The role of immune signaling in cancer is complex and conflicting. Inflammatory signaling can drive an anti-tumor response, but copious evidence suggests that chronic inflammation also promotes tumorigenesis. The most well-characterized of inflammatory pathways is the Toll-like receptor (TLR) pathway, which promotes downstream NF-κB activation. Mutations in TLRs are associated with a higher risk of prostate cancer.
Using the TRAMP model of prostate cancer, we report the impact of TLR signaling
disruption on tumor growth and progression. The adaptor protein MyD88 is an essential
component of signaling for almost all TLRs, so loss of MyD88 abrogates most TLR signaling. Absence of MyD88-dependent signaling in TRAMP prostate tumors resulted in a more aggressive disease, as determined by histology. Analysis of infiltrating immune cells revealed an increase in CD11b+Gr-1+ MDSCs (myeloid-derived suppressor cells) in MyD88-/- tumors when compared to MyD88+/+ tumors, both in number and in functional output. MyD88-/- tumors also displayed increased expression of some chemokines involved in MDSC recruitment.

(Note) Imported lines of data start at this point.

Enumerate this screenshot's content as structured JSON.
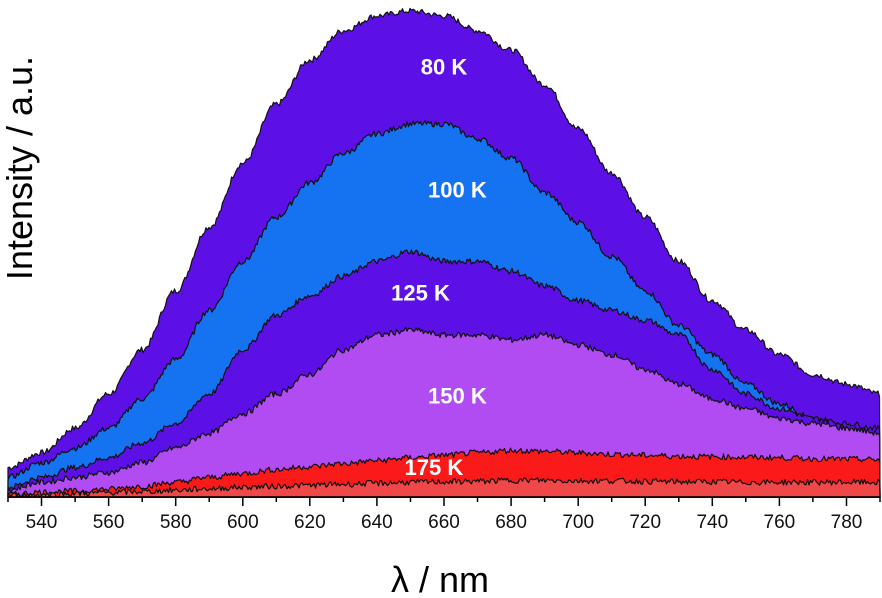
{
  "chart_data": {
    "type": "area",
    "title": "",
    "xlabel": "λ / nm",
    "ylabel": "Intensity / a.u.",
    "xlim": [
      530,
      790
    ],
    "ylim": [
      0,
      1.0
    ],
    "x_ticks": [
      540,
      560,
      580,
      600,
      620,
      640,
      660,
      680,
      700,
      720,
      740,
      760,
      780
    ],
    "grid": false,
    "legend": "inline labels",
    "x": [
      530,
      540,
      550,
      560,
      570,
      580,
      590,
      600,
      610,
      620,
      630,
      640,
      650,
      660,
      670,
      680,
      690,
      700,
      710,
      720,
      730,
      740,
      750,
      760,
      770,
      780,
      790
    ],
    "series": [
      {
        "name": "80 K",
        "color": "#5d10e6",
        "values": [
          0.06,
          0.09,
          0.14,
          0.21,
          0.3,
          0.42,
          0.55,
          0.68,
          0.8,
          0.89,
          0.95,
          0.98,
          0.99,
          0.98,
          0.95,
          0.91,
          0.84,
          0.75,
          0.66,
          0.57,
          0.48,
          0.4,
          0.34,
          0.29,
          0.25,
          0.23,
          0.21
        ]
      },
      {
        "name": "100 K",
        "color": "#1572f0",
        "values": [
          0.04,
          0.07,
          0.1,
          0.14,
          0.2,
          0.28,
          0.38,
          0.48,
          0.57,
          0.64,
          0.7,
          0.74,
          0.76,
          0.76,
          0.73,
          0.69,
          0.62,
          0.56,
          0.49,
          0.42,
          0.35,
          0.29,
          0.23,
          0.19,
          0.16,
          0.14,
          0.13
        ]
      },
      {
        "name": "125 K",
        "color": "#5d10e6",
        "values": [
          0.02,
          0.04,
          0.06,
          0.08,
          0.11,
          0.15,
          0.21,
          0.3,
          0.37,
          0.41,
          0.45,
          0.48,
          0.5,
          0.48,
          0.48,
          0.46,
          0.43,
          0.4,
          0.38,
          0.36,
          0.33,
          0.26,
          0.21,
          0.18,
          0.16,
          0.15,
          0.14
        ]
      },
      {
        "name": "150 K",
        "color": "#b04cf2",
        "values": [
          0.015,
          0.03,
          0.04,
          0.05,
          0.07,
          0.1,
          0.13,
          0.17,
          0.21,
          0.25,
          0.3,
          0.33,
          0.34,
          0.33,
          0.33,
          0.32,
          0.33,
          0.31,
          0.29,
          0.26,
          0.23,
          0.2,
          0.18,
          0.16,
          0.15,
          0.14,
          0.13
        ]
      },
      {
        "name": "175 K",
        "color": "#fb1a1a",
        "values": [
          0.005,
          0.01,
          0.012,
          0.016,
          0.022,
          0.03,
          0.04,
          0.048,
          0.056,
          0.062,
          0.068,
          0.074,
          0.08,
          0.085,
          0.09,
          0.095,
          0.093,
          0.09,
          0.087,
          0.085,
          0.083,
          0.082,
          0.081,
          0.08,
          0.078,
          0.077,
          0.076
        ]
      },
      {
        "name": "",
        "color": "#f04848",
        "values": [
          0.003,
          0.005,
          0.007,
          0.009,
          0.011,
          0.014,
          0.017,
          0.02,
          0.022,
          0.024,
          0.026,
          0.028,
          0.03,
          0.031,
          0.032,
          0.034,
          0.034,
          0.033,
          0.033,
          0.032,
          0.031,
          0.031,
          0.03,
          0.03,
          0.03,
          0.03,
          0.03
        ]
      }
    ]
  }
}
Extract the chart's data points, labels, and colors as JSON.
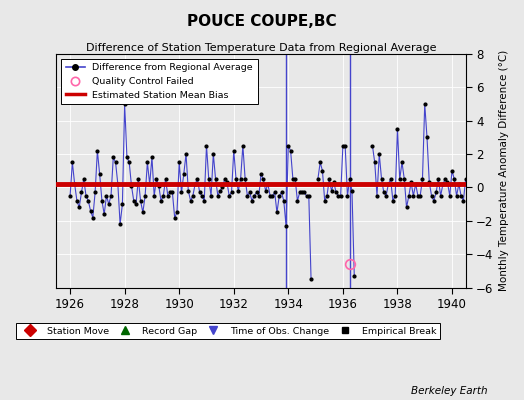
{
  "title": "POUCE COUPE,BC",
  "subtitle": "Difference of Station Temperature Data from Regional Average",
  "ylabel": "Monthly Temperature Anomaly Difference (°C)",
  "xlabel_years": [
    1926,
    1928,
    1930,
    1932,
    1934,
    1936,
    1938,
    1940
  ],
  "xlim": [
    1925.5,
    1940.5
  ],
  "ylim": [
    -6,
    8
  ],
  "yticks": [
    -6,
    -4,
    -2,
    0,
    2,
    4,
    6,
    8
  ],
  "bias_value": 0.2,
  "background_color": "#e8e8e8",
  "plot_bg_color": "#e8e8e8",
  "line_color": "#4444cc",
  "bias_color": "#cc0000",
  "qc_fail_color": "#ff88aa",
  "obs_change1_x": 1933.92,
  "obs_change2_x": 1936.25,
  "qc_fail_x": 1936.25,
  "qc_fail_y": -4.6,
  "watermark": "Berkeley Earth",
  "data_x": [
    1926.0,
    1926.083,
    1926.167,
    1926.25,
    1926.333,
    1926.417,
    1926.5,
    1926.583,
    1926.667,
    1926.75,
    1926.833,
    1926.917,
    1927.0,
    1927.083,
    1927.167,
    1927.25,
    1927.333,
    1927.417,
    1927.5,
    1927.583,
    1927.667,
    1927.75,
    1927.833,
    1927.917,
    1928.0,
    1928.083,
    1928.167,
    1928.25,
    1928.333,
    1928.417,
    1928.5,
    1928.583,
    1928.667,
    1928.75,
    1928.833,
    1928.917,
    1929.0,
    1929.083,
    1929.167,
    1929.25,
    1929.333,
    1929.417,
    1929.5,
    1929.583,
    1929.667,
    1929.75,
    1929.833,
    1929.917,
    1930.0,
    1930.083,
    1930.167,
    1930.25,
    1930.333,
    1930.417,
    1930.5,
    1930.583,
    1930.667,
    1930.75,
    1930.833,
    1930.917,
    1931.0,
    1931.083,
    1931.167,
    1931.25,
    1931.333,
    1931.417,
    1931.5,
    1931.583,
    1931.667,
    1931.75,
    1931.833,
    1931.917,
    1932.0,
    1932.083,
    1932.167,
    1932.25,
    1932.333,
    1932.417,
    1932.5,
    1932.583,
    1932.667,
    1932.75,
    1932.833,
    1932.917,
    1933.0,
    1933.083,
    1933.167,
    1933.25,
    1933.333,
    1933.417,
    1933.5,
    1933.583,
    1933.667,
    1933.75,
    1933.833,
    1933.917,
    1934.0,
    1934.083,
    1934.167,
    1934.25,
    1934.333,
    1934.417,
    1934.5,
    1934.583,
    1934.667,
    1934.75,
    1934.833,
    1934.917,
    1935.0,
    1935.083,
    1935.167,
    1935.25,
    1935.333,
    1935.417,
    1935.5,
    1935.583,
    1935.667,
    1935.75,
    1935.833,
    1935.917,
    1936.0,
    1936.083,
    1936.167,
    1936.25,
    1936.333,
    1936.417,
    1936.5,
    1936.583,
    1936.667,
    1936.75,
    1936.833,
    1936.917,
    1937.0,
    1937.083,
    1937.167,
    1937.25,
    1937.333,
    1937.417,
    1937.5,
    1937.583,
    1937.667,
    1937.75,
    1937.833,
    1937.917,
    1938.0,
    1938.083,
    1938.167,
    1938.25,
    1938.333,
    1938.417,
    1938.5,
    1938.583,
    1938.667,
    1938.75,
    1938.833,
    1938.917,
    1939.0,
    1939.083,
    1939.167,
    1939.25,
    1939.333,
    1939.417,
    1939.5,
    1939.583,
    1939.667,
    1939.75,
    1939.833,
    1939.917,
    1940.0,
    1940.083,
    1940.167,
    1940.25,
    1940.333,
    1940.417,
    1940.5,
    1940.583,
    1940.667,
    1940.75
  ],
  "data_y": [
    -0.5,
    1.5,
    0.2,
    -0.8,
    -1.2,
    -0.3,
    0.5,
    -0.5,
    -0.8,
    -1.4,
    -1.8,
    -0.3,
    2.2,
    0.8,
    -0.8,
    -1.6,
    -0.5,
    -1.0,
    -0.5,
    1.8,
    1.5,
    0.2,
    -2.2,
    -1.0,
    5.0,
    1.8,
    1.5,
    0.1,
    -0.8,
    -1.0,
    0.5,
    -0.8,
    -1.5,
    -0.5,
    1.5,
    0.2,
    1.8,
    -0.5,
    0.5,
    0.1,
    -0.8,
    -0.5,
    0.5,
    -0.5,
    -0.3,
    -0.3,
    -1.8,
    -1.5,
    1.5,
    -0.3,
    0.8,
    2.0,
    -0.2,
    -0.8,
    -0.5,
    0.2,
    0.5,
    -0.3,
    -0.5,
    -0.8,
    2.5,
    0.5,
    -0.5,
    2.0,
    0.5,
    -0.5,
    -0.2,
    0.0,
    0.5,
    0.3,
    -0.5,
    -0.3,
    2.2,
    0.5,
    -0.2,
    0.5,
    2.5,
    0.5,
    -0.5,
    -0.3,
    -0.8,
    -0.5,
    -0.3,
    -0.5,
    0.8,
    0.5,
    -0.2,
    0.2,
    -0.5,
    -0.5,
    -0.3,
    -1.5,
    -0.5,
    -0.3,
    -0.8,
    -2.3,
    2.5,
    2.2,
    0.5,
    0.5,
    -0.8,
    -0.3,
    -0.3,
    -0.3,
    -0.5,
    -0.5,
    -5.5,
    null,
    null,
    0.5,
    1.5,
    1.0,
    -0.8,
    -0.5,
    0.5,
    -0.2,
    0.3,
    -0.3,
    -0.5,
    -0.5,
    2.5,
    2.5,
    -0.5,
    0.5,
    -0.2,
    -5.3,
    null,
    null,
    null,
    null,
    null,
    null,
    null,
    2.5,
    1.5,
    -0.5,
    2.0,
    0.5,
    -0.3,
    -0.5,
    0.2,
    0.5,
    -0.8,
    -0.5,
    3.5,
    0.5,
    1.5,
    0.5,
    -1.2,
    -0.5,
    0.3,
    -0.5,
    0.2,
    -0.5,
    -0.5,
    0.5,
    5.0,
    3.0,
    0.3,
    -0.5,
    -0.8,
    -0.3,
    0.5,
    -0.5,
    0.2,
    0.5,
    0.3,
    -0.5,
    1.0,
    0.5,
    -0.5,
    0.2,
    -0.5,
    -0.8,
    0.5,
    -0.5,
    0.3,
    0.2
  ]
}
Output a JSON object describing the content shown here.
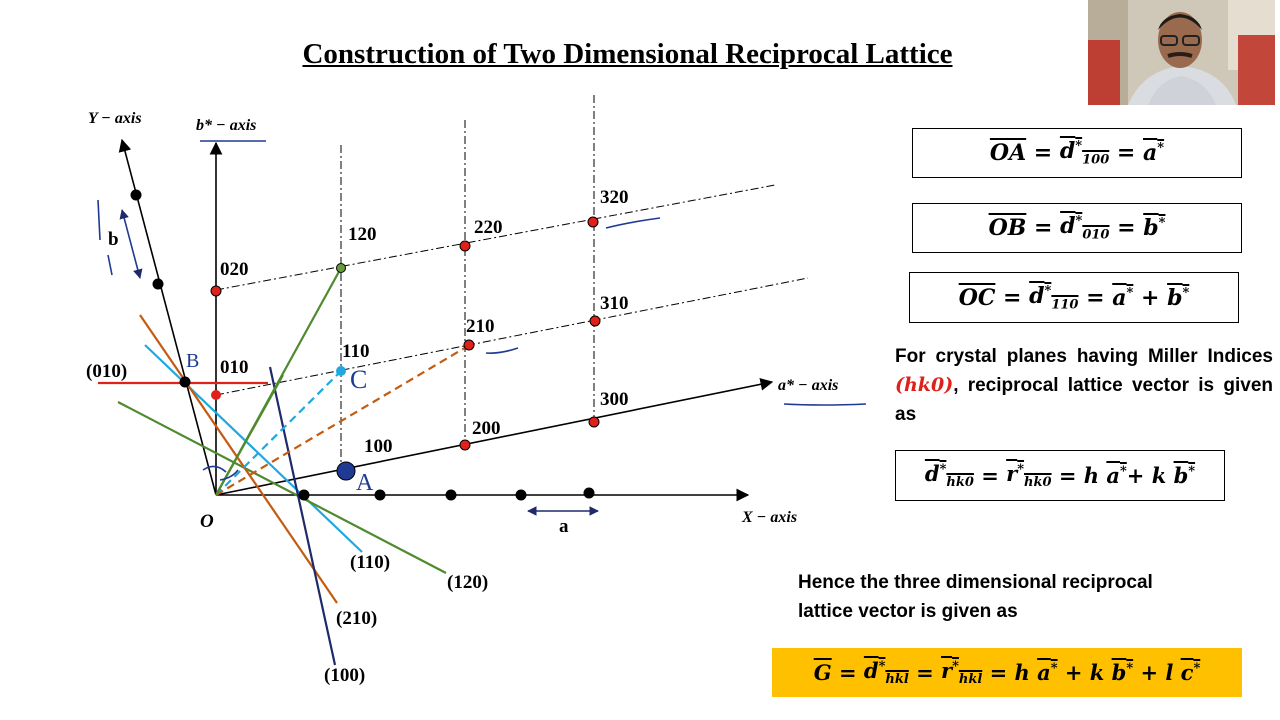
{
  "slide": {
    "title": "Construction of Two Dimensional Reciprocal Lattice"
  },
  "axes": {
    "y_axis": "Y − axis",
    "b_star_axis": "b* − axis",
    "a_star_axis": "a* − axis",
    "x_axis": "X − axis",
    "origin": "O",
    "b_len": "b",
    "a_len": "a"
  },
  "lattice_labels": {
    "p020": "020",
    "p120": "120",
    "p220": "220",
    "p320": "320",
    "p010": "010",
    "p110": "110",
    "p210": "210",
    "p310": "310",
    "p100": "100",
    "p200": "200",
    "p300": "300"
  },
  "plane_labels": {
    "p010": "(010)",
    "p110": "(110)",
    "p120": "(120)",
    "p210": "(210)",
    "p100": "(100)"
  },
  "handwriting": {
    "A": "A",
    "B": "B",
    "C": "C"
  },
  "equations": {
    "oa": {
      "lhs": "OA",
      "mid_base": "d",
      "mid_sub": "100",
      "rhs_base": "a"
    },
    "ob": {
      "lhs": "OB",
      "mid_base": "d",
      "mid_sub": "010",
      "rhs_base": "b"
    },
    "oc": {
      "lhs": "OC",
      "mid_base": "d",
      "mid_sub": "110",
      "rhs_a": "a",
      "rhs_b": "b"
    },
    "hk0": {
      "d_sub": "hk0",
      "r_sub": "hk0",
      "h": "h",
      "k": "k",
      "a": "a",
      "b": "b"
    },
    "hkl": {
      "g": "G",
      "d_sub": "hkl",
      "r_sub": "hkl",
      "h": "h",
      "k": "k",
      "l": "l",
      "a": "a",
      "b": "b",
      "c": "c"
    }
  },
  "text": {
    "hk0_pre": "For crystal planes having Miller Indices ",
    "hk0_idx": "(hk0)",
    "hk0_post": ", reciprocal lattice vector is given as",
    "three_d": "Hence the three dimensional reciprocal lattice vector is given as"
  },
  "colors": {
    "lattice_point": "#e0201b",
    "plane_010": "#e0201b",
    "plane_110": "#1fa8e0",
    "plane_120": "#4e8a2e",
    "plane_210": "#c55a11",
    "plane_100": "#1f2a6b",
    "handwriting": "#1f3a93",
    "highlight": "#ffc000"
  }
}
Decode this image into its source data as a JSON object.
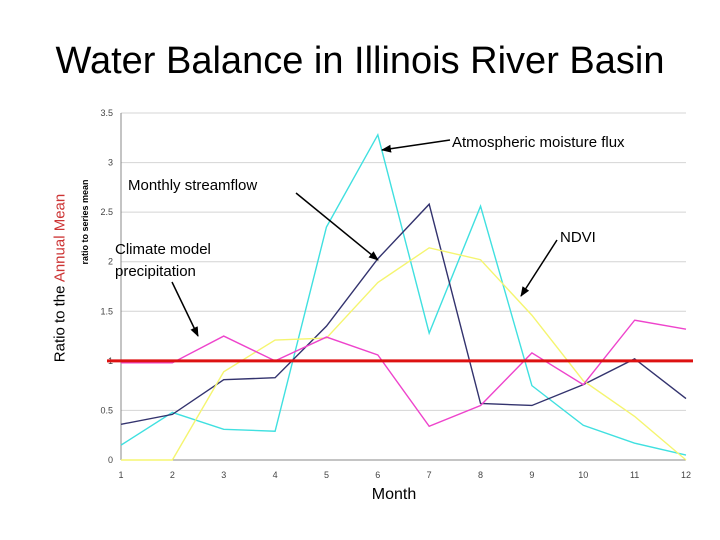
{
  "title": "Water Balance in Illinois River Basin",
  "chart_data": {
    "type": "line",
    "title": "Water Balance in Illinois River Basin",
    "xlabel": "Month",
    "ylabel_outer": {
      "prefix": "Ratio to the ",
      "accent": "Annual Mean"
    },
    "ylabel_inner": "ratio to series mean",
    "x": [
      1,
      2,
      3,
      4,
      5,
      6,
      7,
      8,
      9,
      10,
      11,
      12
    ],
    "xlim": [
      1,
      12
    ],
    "ylim": [
      0,
      3.5
    ],
    "yticks": [
      "0",
      "0.5",
      "1",
      "1.5",
      "2",
      "2.5",
      "3",
      "3.5"
    ],
    "grid": true,
    "reference_line": {
      "value": 1.0,
      "color": "#dd1111"
    },
    "series": [
      {
        "key": "atmospheric",
        "color": "#40e0e0",
        "values": [
          0.15,
          0.48,
          0.31,
          0.29,
          2.35,
          3.28,
          1.28,
          2.56,
          0.75,
          0.35,
          0.17,
          0.05
        ]
      },
      {
        "key": "streamflow",
        "color": "#33336e",
        "values": [
          0.36,
          0.46,
          0.81,
          0.83,
          1.35,
          2.03,
          2.58,
          0.57,
          0.55,
          0.76,
          1.02,
          0.62
        ]
      },
      {
        "key": "ndvi",
        "color": "#f5f570",
        "values": [
          0.0,
          0.0,
          0.89,
          1.21,
          1.23,
          1.79,
          2.14,
          2.02,
          1.46,
          0.8,
          0.44,
          0.0
        ]
      },
      {
        "key": "precipitation",
        "color": "#ee44cc",
        "values": [
          0.98,
          0.98,
          1.25,
          1.0,
          1.24,
          1.06,
          0.34,
          0.55,
          1.08,
          0.76,
          1.41,
          1.32
        ]
      }
    ],
    "annotations": [
      {
        "key": "atmospheric",
        "text": "Atmospheric moisture flux"
      },
      {
        "key": "streamflow",
        "text": "Monthly streamflow"
      },
      {
        "key": "ndvi",
        "text": "NDVI"
      },
      {
        "key": "precipitation",
        "lines": [
          "Climate model",
          "precipitation"
        ]
      }
    ]
  }
}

An explicit link between MyD88-dependent signaling and MDSC accumulation was suggested by the expression of S100A9, a chemokine and a TLR4 ligand. Specifically, this indicates that MyD88-dependent signaling may play a role within the MDSCs themselves. In vitro differentiation of MDSCs from bone marrow skewed towards the granulocytic subset (gMDSCs) in MyD88-/- cells, supporting an internal role for MyD88 signaling. MyD88-/- MDSCs also showed an increased sensitivity to chemotaxis mediated by S100A9 and an increase in Arg-1 expression following S100A9 stimulation. We conclude that MyD88-dependent signaling may play an essential role in regulating the population of tumor-infiltrating cells by reducing MDSC activity and MDSC response to S100A9-mediated chemotaxis, thus limiting prostate tumor progression.